The British Liver Trust survey of 121 patients found 54.6% of those with advanced liver disease have experienced cancellations.

“We know from speaking to patients on our nurse-led helpline and support groups that a wide variety of procedures have been delayed or cancelled, from routine scans, check-ups, blood tests, procedures such as liver biopsies, and cancer treatments,” Vanessa Hebditch, director of policy and communications at BLT, told Managed Healthcare Executive®.

For some patients, the delays and cancellations led to a deterioration in their condition.

“We are very concerned. Liver disease is a public health emergency,” Hebditch said.

There are often very few symptoms in the early stages of liver disease, so people are usually diagnosed at a late stage when it’s too late for treatment, Hebditch explained.

“Delays to diagnosis and treatment will lead to more people needing a liver transplant and, sadly, more liver disease deaths,” she added.

Procedure cancellations and delays have been caused by numerous factors, including a redeployment of nurses and doctors to other departments and a lower number of donor livers available for transplant, according to Hebditch. Additionally, there are concerns about the risks of treating people with liver disease in a face-to-face environment since many of them are extremely clinically vulnerable to COVID-19.

It will take some time before services return to pre-COVID levels and the backlog of treatments, scans and surveillance is addressed, Hebditch added.

“There is currently a huge focus on cancer patients, which is absolutely right but we must ensure that other disease such as liver disease are not forgotten,” she said.

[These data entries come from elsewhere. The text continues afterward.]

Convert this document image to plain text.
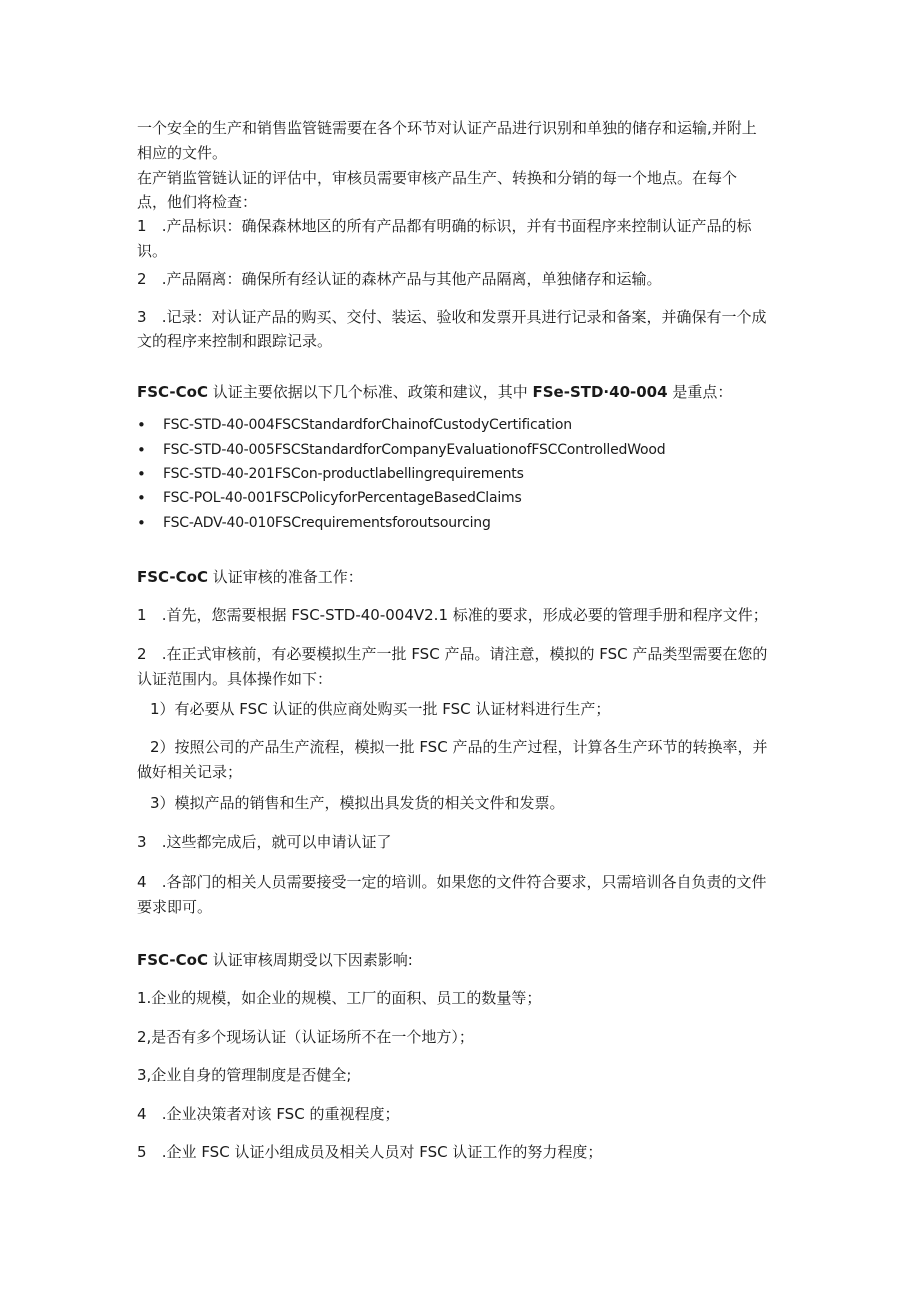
一个安全的生产和销售监管链需要在各个环节对认证产品进行识别和单独的储存和运输,并附上
相应的文件。
在产销监管链认证的评估中，审核员需要审核产品生产、转换和分销的每一个地点。在每个
点，他们将检查：
1 .产品标识：确保森林地区的所有产品都有明确的标识，并有书面程序来控制认证产品的标
识。
2 .产品隔离：确保所有经认证的森林产品与其他产品隔离，单独储存和运输。
3 .记录：对认证产品的购买、交付、装运、验收和发票开具进行记录和备案，并确保有一个成
文的程序来控制和跟踪记录。
FSC-CoC 认证主要依据以下几个标准、政策和建议，其中 FSe-STD·40-004 是重点：
• FSC-STD-40-004FSCStandardforChainofCustodyCertification
• FSC-STD-40-005FSCStandardforCompanyEvaluationofFSCControlledWood
• FSC-STD-40-201FSCon-productlabellingrequirements
• FSC-POL-40-001FSCPolicyforPercentageBasedClaims
• FSC-ADV-40-010FSCrequirementsforoutsourcing
FSC-CoC 认证审核的准备工作：
1 .首先，您需要根据 FSC-STD-40-004V2.1 标准的要求，形成必要的管理手册和程序文件；
2 .在正式审核前，有必要模拟生产一批 FSC 产品。请注意，模拟的 FSC 产品类型需要在您的
认证范围内。具体操作如下：
1）有必要从 FSC 认证的供应商处购买一批 FSC 认证材料进行生产；
2）按照公司的产品生产流程，模拟一批 FSC 产品的生产过程，计算各生产环节的转换率，并
做好相关记录；
3）模拟产品的销售和生产，模拟出具发货的相关文件和发票。
3 .这些都完成后，就可以申请认证了
4 .各部门的相关人员需要接受一定的培训。如果您的文件符合要求，只需培训各自负责的文件
要求即可。
FSC-CoC 认证审核周期受以下因素影响:
1.企业的规模，如企业的规模、工厂的面积、员工的数量等；
2,是否有多个现场认证（认证场所不在一个地方）；
3,企业自身的管理制度是否健全;
4 .企业决策者对该 FSC 的重视程度；
5 .企业 FSC 认证小组成员及相关人员对 FSC 认证工作的努力程度；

The survey also found 51% of advanced liver disease patients have been told they may require a liver transplant in the future. While some patients had their liver transplant delayed during the peak of the pandemic, transplant services have now returned to normal, according to Hebditch.

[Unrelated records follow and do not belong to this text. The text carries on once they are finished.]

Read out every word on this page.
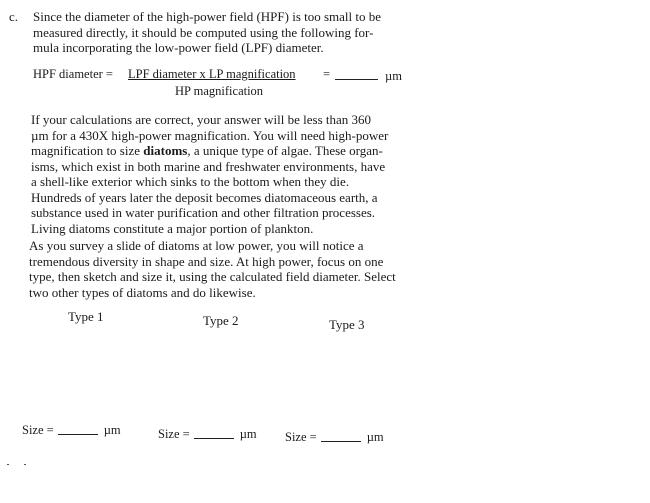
c. Since the diameter of the high-power field (HPF) is too small to be
measured directly, it should be computed using the following for-
mula incorporating the low-power field (LPF) diameter.
HPF diameter = LPF diameter x LP magnification =	µm
HP magnification
If your calculations are correct, your answer will be less than 360
µm for a 430X high-power magnification. You will need high-power
magnification to size diatoms, a unique type of algae. These organ-
isms, which exist in both marine and freshwater environments, have
a shell-like exterior which sinks to the bottom when they die.
Hundreds of years later the deposit becomes diatomaceous earth, a
substance used in water purification and other filtration processes.
Living diatoms constitute a major portion of plankton.
As you survey a slide of diatoms at low power, you will notice a
tremendous diversity in shape and size. At high power, focus on one
type, then sketch and size it, using the calculated field diameter. Select
two other types of diatoms and do likewise.
Type 1	Type 2	Type 3
Size =	µm	Size =	µm Size =	µm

Half of patients surveyed also said they had to take time off work for liver-related hospital appointments, and 40% of respondents noted they have to travel more than 25 miles to their liver center/hospital for routine appointments.

Many liver disease patients also have to travel to hospitals for platelet transfusions and there are now new treatments that can be given orally, avoiding the need for a transfusion and an overnight stay, according to Hebditch.

“We also hope that one positive outcome from COVID-19 will be improved telemedicine and virtual appointments,” she said.